Background Pancreatic ductal adenocarcinoma (PDAC) is a lethal malignancy with 5-year survival rate of only 11% for patients. To date, nominal data on the immune profile within metastatic PDAC of patients exists. Since most patients present with late-stage disease, defining the immunological landscape of metastatic disease could inform next-generation immunotherapy for PDAC patients.
Methods Using a 37-marker mass cytometry panel, freshly digested tumor tissue from surgically resected primary (n=6) and untreated liver punch biopsy metastatic (n=10) PDAC samples were evaluated for various immune features at the single cell level. Stained samples were fixed, run on a Helios™ mass cytometer and analyzed via FlowJo and Cytobank software.
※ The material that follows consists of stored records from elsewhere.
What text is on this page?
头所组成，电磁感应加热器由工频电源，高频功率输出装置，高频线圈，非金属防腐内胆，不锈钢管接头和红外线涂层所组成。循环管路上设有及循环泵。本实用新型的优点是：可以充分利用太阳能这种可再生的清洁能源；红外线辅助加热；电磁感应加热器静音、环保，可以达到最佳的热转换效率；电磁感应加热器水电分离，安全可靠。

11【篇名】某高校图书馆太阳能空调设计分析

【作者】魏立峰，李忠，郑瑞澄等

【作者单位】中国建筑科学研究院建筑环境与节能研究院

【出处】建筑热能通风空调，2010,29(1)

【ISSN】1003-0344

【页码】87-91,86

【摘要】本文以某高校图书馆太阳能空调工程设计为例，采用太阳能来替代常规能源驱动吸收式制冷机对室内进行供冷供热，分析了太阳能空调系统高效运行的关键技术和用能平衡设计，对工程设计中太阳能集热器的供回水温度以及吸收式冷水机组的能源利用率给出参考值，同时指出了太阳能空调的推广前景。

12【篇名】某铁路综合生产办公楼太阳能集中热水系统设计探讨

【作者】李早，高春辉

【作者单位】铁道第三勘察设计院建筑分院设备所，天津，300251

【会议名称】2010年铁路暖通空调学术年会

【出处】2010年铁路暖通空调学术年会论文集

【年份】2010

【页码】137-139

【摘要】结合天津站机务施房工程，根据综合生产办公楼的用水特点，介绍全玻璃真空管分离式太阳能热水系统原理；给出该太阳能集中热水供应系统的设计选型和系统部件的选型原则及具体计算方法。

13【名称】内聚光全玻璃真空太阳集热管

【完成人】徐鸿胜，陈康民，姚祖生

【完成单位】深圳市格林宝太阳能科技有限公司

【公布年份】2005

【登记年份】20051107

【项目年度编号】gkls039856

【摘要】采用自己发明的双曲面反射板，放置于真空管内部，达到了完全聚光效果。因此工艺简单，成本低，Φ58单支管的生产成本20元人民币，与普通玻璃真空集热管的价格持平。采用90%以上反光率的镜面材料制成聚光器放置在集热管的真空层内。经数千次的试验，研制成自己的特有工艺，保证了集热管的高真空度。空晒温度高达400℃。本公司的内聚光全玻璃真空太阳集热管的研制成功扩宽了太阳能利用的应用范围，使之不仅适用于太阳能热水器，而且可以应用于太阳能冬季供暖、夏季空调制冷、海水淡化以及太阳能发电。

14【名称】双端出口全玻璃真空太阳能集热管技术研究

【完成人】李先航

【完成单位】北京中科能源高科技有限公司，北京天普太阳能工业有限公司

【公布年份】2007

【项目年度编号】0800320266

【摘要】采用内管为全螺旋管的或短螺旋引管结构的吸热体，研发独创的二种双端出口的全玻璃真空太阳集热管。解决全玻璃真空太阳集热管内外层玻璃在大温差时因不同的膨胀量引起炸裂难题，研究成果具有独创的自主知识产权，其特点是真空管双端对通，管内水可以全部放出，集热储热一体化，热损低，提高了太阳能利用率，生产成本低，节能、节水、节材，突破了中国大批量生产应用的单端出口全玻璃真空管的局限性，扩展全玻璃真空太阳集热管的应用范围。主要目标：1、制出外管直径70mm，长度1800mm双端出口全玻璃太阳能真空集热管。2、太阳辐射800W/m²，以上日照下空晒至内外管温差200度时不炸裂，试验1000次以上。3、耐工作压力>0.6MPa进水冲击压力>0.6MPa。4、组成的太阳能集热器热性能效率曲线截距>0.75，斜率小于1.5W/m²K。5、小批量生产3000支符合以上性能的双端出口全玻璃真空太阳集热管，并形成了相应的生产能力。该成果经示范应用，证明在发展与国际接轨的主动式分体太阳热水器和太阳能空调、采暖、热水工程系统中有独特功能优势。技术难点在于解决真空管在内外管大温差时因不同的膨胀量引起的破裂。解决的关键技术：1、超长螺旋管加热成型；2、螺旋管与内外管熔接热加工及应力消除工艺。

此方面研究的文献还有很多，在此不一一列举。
Results Fewer CD45+ cells were present in metastatic compared to primary PDAC tumors. CD19+ B Cells (3.65% ± 5.19 of live cells) dominated among other immune populations in metastases. Yet these B cells appeared less activated in metastatic PDAC, signified by fewer B cells expressing HLA-DR+ (57.67% ± 26.49 of CD19+) versus the primary cohort (84.95% ± 21.19 of CD19+). Primary samples had significantly more myeloid, NK and T cells (p=0.017, p<0.01 and p=0.015, respectively) versus metastases. Moreover, primary tumors had significantly higher CD38+CD4+ and CD38+CD8+ T cells (consistent with an exhausted phenotype), while ICOS and TIGIT were elevated on T reg from primary vs. metastatic tumors. A survey of checkpoints revealed that LAG-3, TIGIT, and PD-1 were the most prevalent markers across both CD4+ and CD8+ T cells. Further analysis revealed proliferative (Ki67+) CD11b+ cells at both tumor sites. Metastatic sites had prevalent PMN-MDSC-like myeloid cells, but few M-MDSC-like myeloid cells. In-depth analysis of T cell populations revealed more CD4+Tbet+ Th1-like cells in primary (37.83% ± 34.13 of CD4+) as compared to metastatic samples (12.34% ± 31.43 of CD4+). Antigen-exposed CD45RO+PD-1+ T cells (CD4+: 60% ± 33.28; CD8+: 44.17% ± 23.38) and TCF-1+PD-1+CD8+T cells (37.88% ± 33.27 of CD8+) were also predominant in primary samples.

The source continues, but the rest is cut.